Flexible piezoelectric pressure sensors utilizing a low-dimensional perovskite–PVDF composite

Abstract

Technological advancements drive the demand for smart, flexible, and sustainable devices capable of integration into daily life. Pressure sensors, particularly those utilizing halide perovskites, face key challenges in sensitivity, stability, and integration with soft systems. This study focuses on the investigation of quasi-two-dimensional (2D) perovskite pressure sensors, where the perovskite is embedded within a polyvinylidene fluoride (PVDF) polymer matrix and protected by a polydimethylsiloxane (PDMS) polymer layer. The improvement in the performance of the pressure sensors is achieved through the optimization of the solvent composition, perovskite : PVDF ratio, and thickness of the PDMS layer, with a deep understanding of the morphological structure's influence on piezoelectric properties. Our perovskite layer achieves a high piezoelectric coefficient (d₃₃) of 31.26 pm V⁻¹, surpassing previously reported values for halide perovskites.
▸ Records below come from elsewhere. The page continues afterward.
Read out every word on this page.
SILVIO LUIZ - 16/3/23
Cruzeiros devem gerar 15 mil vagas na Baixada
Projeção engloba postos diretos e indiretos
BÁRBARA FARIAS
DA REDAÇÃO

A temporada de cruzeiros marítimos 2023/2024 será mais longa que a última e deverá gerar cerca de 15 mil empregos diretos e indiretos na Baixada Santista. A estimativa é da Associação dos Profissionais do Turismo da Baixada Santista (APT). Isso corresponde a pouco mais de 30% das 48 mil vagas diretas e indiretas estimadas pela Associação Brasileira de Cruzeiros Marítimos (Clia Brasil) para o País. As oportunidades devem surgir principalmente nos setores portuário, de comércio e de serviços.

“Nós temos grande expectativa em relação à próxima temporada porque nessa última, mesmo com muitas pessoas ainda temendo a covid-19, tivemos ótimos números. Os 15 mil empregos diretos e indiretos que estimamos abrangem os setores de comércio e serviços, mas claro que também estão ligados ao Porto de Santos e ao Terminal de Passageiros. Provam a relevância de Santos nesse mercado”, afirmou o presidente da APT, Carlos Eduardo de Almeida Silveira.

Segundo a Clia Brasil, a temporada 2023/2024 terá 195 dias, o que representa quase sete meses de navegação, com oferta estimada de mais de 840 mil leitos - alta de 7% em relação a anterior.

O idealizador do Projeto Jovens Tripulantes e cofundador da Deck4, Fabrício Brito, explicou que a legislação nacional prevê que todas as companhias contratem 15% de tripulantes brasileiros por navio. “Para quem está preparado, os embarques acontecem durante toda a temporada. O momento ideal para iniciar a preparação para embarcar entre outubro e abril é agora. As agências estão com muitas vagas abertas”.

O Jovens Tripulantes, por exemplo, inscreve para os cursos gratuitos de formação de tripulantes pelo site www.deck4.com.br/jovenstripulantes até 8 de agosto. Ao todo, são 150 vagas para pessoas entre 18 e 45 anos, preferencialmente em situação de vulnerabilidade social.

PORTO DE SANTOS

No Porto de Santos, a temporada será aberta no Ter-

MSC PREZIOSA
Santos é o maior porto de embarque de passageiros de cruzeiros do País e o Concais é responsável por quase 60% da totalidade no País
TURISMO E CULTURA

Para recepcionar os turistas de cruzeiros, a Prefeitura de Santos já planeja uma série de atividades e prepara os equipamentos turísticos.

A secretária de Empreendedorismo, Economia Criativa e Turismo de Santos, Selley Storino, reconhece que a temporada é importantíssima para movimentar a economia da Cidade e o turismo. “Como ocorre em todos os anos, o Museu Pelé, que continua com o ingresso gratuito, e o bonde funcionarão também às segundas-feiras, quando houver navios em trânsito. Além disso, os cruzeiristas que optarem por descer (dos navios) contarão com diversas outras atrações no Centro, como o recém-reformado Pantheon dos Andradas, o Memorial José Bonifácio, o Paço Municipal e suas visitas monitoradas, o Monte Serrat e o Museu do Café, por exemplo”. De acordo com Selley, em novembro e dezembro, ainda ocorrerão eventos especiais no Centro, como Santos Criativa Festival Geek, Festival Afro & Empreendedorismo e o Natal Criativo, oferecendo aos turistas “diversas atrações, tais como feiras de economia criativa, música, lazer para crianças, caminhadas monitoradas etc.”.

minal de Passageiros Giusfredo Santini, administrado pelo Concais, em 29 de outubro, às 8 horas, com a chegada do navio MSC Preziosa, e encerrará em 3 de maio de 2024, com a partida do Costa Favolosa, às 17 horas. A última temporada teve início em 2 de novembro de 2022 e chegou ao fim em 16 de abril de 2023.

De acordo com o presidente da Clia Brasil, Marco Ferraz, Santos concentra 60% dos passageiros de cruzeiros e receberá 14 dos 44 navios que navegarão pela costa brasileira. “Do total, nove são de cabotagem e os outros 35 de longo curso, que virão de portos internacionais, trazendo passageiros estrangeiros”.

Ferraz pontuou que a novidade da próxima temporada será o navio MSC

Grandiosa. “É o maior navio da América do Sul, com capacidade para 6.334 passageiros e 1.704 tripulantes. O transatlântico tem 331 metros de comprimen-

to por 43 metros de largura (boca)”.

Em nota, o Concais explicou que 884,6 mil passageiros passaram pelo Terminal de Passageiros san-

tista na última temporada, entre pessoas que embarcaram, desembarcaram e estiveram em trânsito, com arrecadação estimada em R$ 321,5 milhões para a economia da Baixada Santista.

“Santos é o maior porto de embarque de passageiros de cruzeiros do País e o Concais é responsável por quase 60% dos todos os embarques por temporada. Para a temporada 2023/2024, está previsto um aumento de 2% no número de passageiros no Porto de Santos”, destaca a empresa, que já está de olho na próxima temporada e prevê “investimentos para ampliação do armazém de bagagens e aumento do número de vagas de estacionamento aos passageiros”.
Unlike previous studies, we systematically investigate the correlation between the PDMS thickness and the piezoelectric response, identifying a critical thickness threshold (∼23 μm) beyond which sensing is suppressed. The devices demonstrate pressure sensitivity in the absence of any external power source and maintain reliable performance for 1000 cycles and up to 60 days under ambient conditions. Successful integration of the sensors into soft robotic grippers while also demonstrating sensitivity to various weights highlights their potential for application in fields such as soft robotics and healthcare.